September 8, 2008
**If you are reading this directly instead of linking here, this relates to the section under the interactive map on the 270toWin home page called "The Probability of 270".**
However you get here, it is important to point out up front that the outcome of this exercise is statistically valid based on current polls and is not a projection of the election. The election could turn out completely differently than the displayed results but it doesn't mean that the underlying polls used were inaccurate. They could have been perfectly accurate when they were taken, but we'll never know since we only vote on Election Day. So don't read more into these numbers than is actually there.
Although it is rarely presented this way, statistical theory makes it possible to take the results of a state poll and calculate the probability that either candidate will actually win that state's popular vote, and thus collect its electoral votes.
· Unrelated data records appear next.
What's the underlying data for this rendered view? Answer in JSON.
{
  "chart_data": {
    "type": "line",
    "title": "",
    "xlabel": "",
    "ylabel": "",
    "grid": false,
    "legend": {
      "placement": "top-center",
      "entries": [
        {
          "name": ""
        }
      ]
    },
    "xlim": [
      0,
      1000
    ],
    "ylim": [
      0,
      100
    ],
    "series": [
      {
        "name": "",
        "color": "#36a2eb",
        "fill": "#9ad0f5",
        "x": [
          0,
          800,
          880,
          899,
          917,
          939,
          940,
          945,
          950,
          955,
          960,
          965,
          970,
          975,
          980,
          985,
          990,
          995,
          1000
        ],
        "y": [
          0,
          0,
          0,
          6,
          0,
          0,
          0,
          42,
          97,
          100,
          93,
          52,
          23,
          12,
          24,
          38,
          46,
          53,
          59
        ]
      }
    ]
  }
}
For example, let's say that a poll with a sample size of 600 for Missouri comes back 48% for Candidate A and 44% for Candidate B, with 8% other, undecided or some other response. Since a victory by 10 votes is the same as a victory by one million votes --- the winner gets the full electoral college bounty for the state, the only question we are trying to answer is: "Given these results, what is the probability that Candidate A will actually get more votes than Candidate B in Missouri?" In this specific case, the answer is about 85%.
It is important to note that, for example, a 4% spread doesn't always equate to 85%. The number will vary based on the number of people sampled and will also vary based on the proportion of undecided/other is in the results. Smaller sample sizes and more undecided responses lead to greater uncertainty in the outcome, pushing the probabilities toward 50-50. Of course, a smaller spread between candidate A & B will also result in a probability closer to 50-50.
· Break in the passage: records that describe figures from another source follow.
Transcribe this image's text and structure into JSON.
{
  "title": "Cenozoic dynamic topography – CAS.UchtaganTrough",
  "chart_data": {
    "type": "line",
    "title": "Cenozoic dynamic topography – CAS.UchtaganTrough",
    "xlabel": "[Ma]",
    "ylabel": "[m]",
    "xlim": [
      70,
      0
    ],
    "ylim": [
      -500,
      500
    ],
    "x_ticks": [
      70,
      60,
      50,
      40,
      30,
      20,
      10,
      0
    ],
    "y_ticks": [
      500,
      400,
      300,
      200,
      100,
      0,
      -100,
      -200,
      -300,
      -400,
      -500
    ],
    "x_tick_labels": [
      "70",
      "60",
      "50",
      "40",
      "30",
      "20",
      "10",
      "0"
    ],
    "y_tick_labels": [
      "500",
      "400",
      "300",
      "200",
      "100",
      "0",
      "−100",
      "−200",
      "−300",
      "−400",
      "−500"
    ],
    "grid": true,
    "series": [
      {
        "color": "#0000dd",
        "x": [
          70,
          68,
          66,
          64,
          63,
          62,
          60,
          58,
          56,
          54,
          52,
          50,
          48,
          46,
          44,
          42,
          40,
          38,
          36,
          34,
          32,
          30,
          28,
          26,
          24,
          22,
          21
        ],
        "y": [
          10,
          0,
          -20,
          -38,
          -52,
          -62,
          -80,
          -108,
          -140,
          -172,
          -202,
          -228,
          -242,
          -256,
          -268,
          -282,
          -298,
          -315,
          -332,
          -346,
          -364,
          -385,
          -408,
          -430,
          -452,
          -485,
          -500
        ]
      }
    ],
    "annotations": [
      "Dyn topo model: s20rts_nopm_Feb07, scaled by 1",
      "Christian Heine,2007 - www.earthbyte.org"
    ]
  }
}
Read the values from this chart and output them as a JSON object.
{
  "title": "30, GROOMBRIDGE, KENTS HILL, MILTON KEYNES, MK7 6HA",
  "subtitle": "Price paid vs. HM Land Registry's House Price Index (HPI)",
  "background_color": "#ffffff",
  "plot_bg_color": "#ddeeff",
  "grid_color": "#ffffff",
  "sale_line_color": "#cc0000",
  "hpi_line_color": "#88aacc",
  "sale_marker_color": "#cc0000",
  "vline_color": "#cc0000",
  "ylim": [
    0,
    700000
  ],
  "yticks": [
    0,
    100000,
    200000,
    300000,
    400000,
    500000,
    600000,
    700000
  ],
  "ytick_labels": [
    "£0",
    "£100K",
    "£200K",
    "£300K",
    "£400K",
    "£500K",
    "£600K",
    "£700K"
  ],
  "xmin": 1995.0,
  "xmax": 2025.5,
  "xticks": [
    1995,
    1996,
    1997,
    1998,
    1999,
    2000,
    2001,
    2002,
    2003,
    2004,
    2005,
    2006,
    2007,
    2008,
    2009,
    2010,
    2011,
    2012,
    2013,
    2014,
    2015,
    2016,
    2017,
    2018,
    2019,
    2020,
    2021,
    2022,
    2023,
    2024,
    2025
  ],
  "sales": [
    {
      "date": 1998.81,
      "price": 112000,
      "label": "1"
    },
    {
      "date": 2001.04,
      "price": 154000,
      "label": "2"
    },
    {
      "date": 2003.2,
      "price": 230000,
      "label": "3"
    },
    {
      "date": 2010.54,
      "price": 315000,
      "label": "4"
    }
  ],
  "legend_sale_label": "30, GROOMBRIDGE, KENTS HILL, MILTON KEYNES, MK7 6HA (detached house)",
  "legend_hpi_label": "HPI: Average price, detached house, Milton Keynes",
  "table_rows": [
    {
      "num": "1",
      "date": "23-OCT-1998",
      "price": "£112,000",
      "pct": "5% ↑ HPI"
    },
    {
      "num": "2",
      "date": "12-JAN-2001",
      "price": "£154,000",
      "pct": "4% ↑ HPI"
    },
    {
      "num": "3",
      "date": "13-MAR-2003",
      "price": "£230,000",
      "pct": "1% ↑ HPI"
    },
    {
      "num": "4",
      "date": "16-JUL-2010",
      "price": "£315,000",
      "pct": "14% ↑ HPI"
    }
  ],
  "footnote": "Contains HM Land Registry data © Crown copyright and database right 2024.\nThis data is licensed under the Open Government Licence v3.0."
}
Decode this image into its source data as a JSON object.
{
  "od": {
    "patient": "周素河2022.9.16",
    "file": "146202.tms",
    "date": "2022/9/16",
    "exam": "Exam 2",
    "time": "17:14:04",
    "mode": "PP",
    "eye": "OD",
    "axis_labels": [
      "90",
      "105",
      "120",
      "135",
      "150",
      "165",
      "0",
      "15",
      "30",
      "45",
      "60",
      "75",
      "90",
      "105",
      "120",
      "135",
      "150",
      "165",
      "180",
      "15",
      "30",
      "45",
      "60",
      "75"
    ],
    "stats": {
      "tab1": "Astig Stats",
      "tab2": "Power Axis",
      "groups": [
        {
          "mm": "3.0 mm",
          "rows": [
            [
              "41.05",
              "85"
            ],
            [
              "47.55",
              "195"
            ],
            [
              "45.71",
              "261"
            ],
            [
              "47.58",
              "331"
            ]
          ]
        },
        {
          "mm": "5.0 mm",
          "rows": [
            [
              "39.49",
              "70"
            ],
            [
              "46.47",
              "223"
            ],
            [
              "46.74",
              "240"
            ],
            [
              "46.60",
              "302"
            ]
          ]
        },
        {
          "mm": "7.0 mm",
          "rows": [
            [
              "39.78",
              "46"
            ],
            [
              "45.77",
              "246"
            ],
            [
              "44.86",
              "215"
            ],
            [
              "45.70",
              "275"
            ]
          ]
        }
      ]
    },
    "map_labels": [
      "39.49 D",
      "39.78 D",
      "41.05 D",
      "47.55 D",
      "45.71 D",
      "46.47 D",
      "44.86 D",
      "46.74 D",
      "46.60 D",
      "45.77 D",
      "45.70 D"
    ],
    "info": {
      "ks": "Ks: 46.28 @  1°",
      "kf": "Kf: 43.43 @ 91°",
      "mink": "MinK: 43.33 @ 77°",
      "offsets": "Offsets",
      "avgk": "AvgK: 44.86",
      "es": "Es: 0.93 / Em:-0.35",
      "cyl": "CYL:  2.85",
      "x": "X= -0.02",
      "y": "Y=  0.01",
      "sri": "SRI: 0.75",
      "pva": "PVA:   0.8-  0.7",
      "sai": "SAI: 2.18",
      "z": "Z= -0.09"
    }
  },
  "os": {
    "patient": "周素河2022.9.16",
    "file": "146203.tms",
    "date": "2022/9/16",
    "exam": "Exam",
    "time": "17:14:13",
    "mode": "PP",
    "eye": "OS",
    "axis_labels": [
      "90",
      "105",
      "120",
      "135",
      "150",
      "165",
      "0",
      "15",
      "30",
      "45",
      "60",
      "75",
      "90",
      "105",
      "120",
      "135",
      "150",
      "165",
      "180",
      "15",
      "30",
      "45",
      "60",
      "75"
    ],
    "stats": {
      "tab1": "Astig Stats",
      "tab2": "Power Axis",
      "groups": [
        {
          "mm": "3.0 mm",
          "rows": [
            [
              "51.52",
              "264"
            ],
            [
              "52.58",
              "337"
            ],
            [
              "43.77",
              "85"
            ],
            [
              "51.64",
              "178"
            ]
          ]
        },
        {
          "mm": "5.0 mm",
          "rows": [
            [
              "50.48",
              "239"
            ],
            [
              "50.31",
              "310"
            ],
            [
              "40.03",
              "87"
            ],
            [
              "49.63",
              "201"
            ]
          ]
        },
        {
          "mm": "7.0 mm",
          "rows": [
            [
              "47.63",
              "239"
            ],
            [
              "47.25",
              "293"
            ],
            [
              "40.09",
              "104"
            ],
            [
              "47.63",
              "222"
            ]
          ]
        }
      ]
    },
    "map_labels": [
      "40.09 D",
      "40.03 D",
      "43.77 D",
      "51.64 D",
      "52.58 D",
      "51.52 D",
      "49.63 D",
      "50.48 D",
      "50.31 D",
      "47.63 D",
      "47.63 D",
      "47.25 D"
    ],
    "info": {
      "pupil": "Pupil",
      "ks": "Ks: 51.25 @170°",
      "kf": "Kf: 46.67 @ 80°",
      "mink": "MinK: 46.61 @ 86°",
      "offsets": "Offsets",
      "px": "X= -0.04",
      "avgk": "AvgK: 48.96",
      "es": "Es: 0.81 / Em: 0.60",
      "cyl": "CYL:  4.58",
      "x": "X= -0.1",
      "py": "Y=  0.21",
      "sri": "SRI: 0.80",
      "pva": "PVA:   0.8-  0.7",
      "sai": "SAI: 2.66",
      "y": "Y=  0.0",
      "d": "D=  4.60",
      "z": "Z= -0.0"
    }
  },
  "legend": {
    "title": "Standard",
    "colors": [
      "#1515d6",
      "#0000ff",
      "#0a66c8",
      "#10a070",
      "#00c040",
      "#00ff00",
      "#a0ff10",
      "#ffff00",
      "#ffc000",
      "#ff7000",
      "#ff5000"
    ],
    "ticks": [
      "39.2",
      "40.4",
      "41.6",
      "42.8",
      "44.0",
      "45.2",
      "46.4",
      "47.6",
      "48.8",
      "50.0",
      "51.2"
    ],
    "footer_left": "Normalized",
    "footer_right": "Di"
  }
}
For those interested in even more detail, see below. An example is provided inside the < >.
- The input for each state is a poll (or average of polls, where appropriate), including % for each candidate and sample size. Big assumption in all of this is that the polls are statistically valid with a normal distribution.
- From the above, a standard error (standard deviation) can be calculated <4.3%>
- With the above pieces of information, a probability can be calculated using a normal distribution function <94.7% McCain, 5.3% Obama. This tells us that there is a 94.7% chance that McCain is ahead of Obama in the Ga. popular vote, if the election were today. Or, perhaps a better way to say it is that we can say with 94.7% confidence that McCain leads>
- Since the electoral vote is 'all or none', this statistic is all we are trying to figure out for each state.
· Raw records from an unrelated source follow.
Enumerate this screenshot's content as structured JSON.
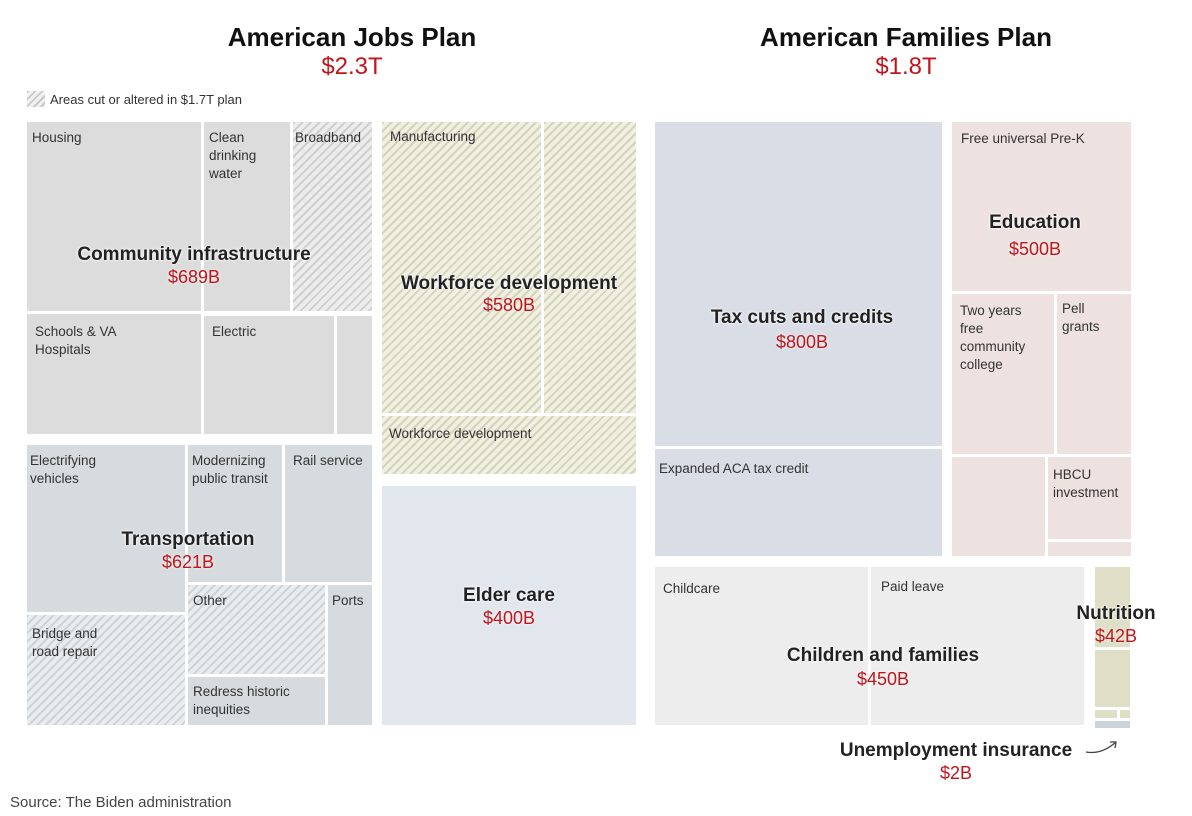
{
  "legend": {
    "text": "Areas cut or altered in $1.7T plan"
  },
  "plans": [
    {
      "title": "American Jobs Plan",
      "total": "$2.3T"
    },
    {
      "title": "American Families Plan",
      "total": "$1.8T"
    }
  ],
  "source": "Source: The Biden administration",
  "chart_data": {
    "type": "treemap",
    "title": "",
    "legend_entries": [
      "Areas cut or altered in $1.7T plan"
    ],
    "plans": [
      {
        "name": "American Jobs Plan",
        "total": "$2.3T",
        "categories": [
          {
            "name": "Community infrastructure",
            "value": "$689B",
            "items": [
              "Housing",
              "Clean drinking water",
              "Broadband",
              "Schools & VA Hospitals",
              "Electric"
            ]
          },
          {
            "name": "Transportation",
            "value": "$621B",
            "items": [
              "Electrifying vehicles",
              "Modernizing public transit",
              "Rail service",
              "Bridge and road repair",
              "Other",
              "Ports",
              "Redress historic inequities"
            ]
          },
          {
            "name": "Workforce development",
            "value": "$580B",
            "items": [
              "Manufacturing",
              "Workforce development"
            ]
          },
          {
            "name": "Elder care",
            "value": "$400B",
            "items": []
          }
        ]
      },
      {
        "name": "American Families Plan",
        "total": "$1.8T",
        "categories": [
          {
            "name": "Tax cuts and credits",
            "value": "$800B",
            "items": [
              "Expanded ACA tax credit"
            ]
          },
          {
            "name": "Education",
            "value": "$500B",
            "items": [
              "Free universal Pre-K",
              "Two years free community college",
              "Pell grants",
              "HBCU investment"
            ]
          },
          {
            "name": "Children and families",
            "value": "$450B",
            "items": [
              "Childcare",
              "Paid leave"
            ]
          },
          {
            "name": "Nutrition",
            "value": "$42B",
            "items": []
          },
          {
            "name": "Unemployment insurance",
            "value": "$2B",
            "items": []
          }
        ]
      }
    ]
  },
  "labels": {
    "housing": "Housing",
    "clean_water": "Clean drinking water",
    "broadband": "Broadband",
    "schools": "Schools & VA Hospitals",
    "electric": "Electric",
    "ev": "Electrifying vehicles",
    "transit": "Modernizing public transit",
    "rail": "Rail service",
    "bridge": "Bridge and road repair",
    "other": "Other",
    "ports": "Ports",
    "redress": "Redress historic inequities",
    "manufacturing": "Manufacturing",
    "workforce_sub": "Workforce development",
    "aca": "Expanded ACA tax credit",
    "prek": "Free universal Pre-K",
    "college": "Two years free community college",
    "pell": "Pell grants",
    "hbcu": "HBCU investment",
    "childcare": "Childcare",
    "paid_leave": "Paid leave"
  },
  "categories": {
    "community": {
      "name": "Community infrastructure",
      "value": "$689B"
    },
    "transport": {
      "name": "Transportation",
      "value": "$621B"
    },
    "workforce": {
      "name": "Workforce development",
      "value": "$580B"
    },
    "elder": {
      "name": "Elder care",
      "value": "$400B"
    },
    "tax": {
      "name": "Tax cuts and credits",
      "value": "$800B"
    },
    "education": {
      "name": "Education",
      "value": "$500B"
    },
    "children": {
      "name": "Children and families",
      "value": "$450B"
    },
    "nutrition": {
      "name": "Nutrition",
      "value": "$42B"
    },
    "unemployment": {
      "name": "Unemployment insurance",
      "value": "$2B"
    }
  }
}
- To get an aggregate probability across all remaining unselected (tan color) states in the map, we take the above statistic as calculated for each of those states and calculate the probability of each outcome. For example, if Georgia and Ohio remain undecided, the outcomes could be MM, MO, OM or OO, where M=McCain wins and O=Obama wins in Georgia, Ohio. <Let's assume the Georgia example described earlier and let's say the Ohio probabilities are 50/50. These are the possibilities:
- MM = .947 * .5 (47.3% chance of occurring)
- MO = .937* .5 = .473
- OM = .053 * .5 = .027
- OO = .053* .5 = .027>
- The final step is to take the electoral votes associated with each outcome and figure out the winner.
- You may wonder why we only show the "Probability of 270" calculations with 12 or fewer states remaining. The reason we limit is that the permutations become exponentially larger as more states remain unselected, since every possible combination must be considered in order to calculate the aggregate probability correctly. With many people simultaneously on 270toWin and with the calculation updating dynamically with each click of a state, it really bogs down the server if we open it up to more than 12 states.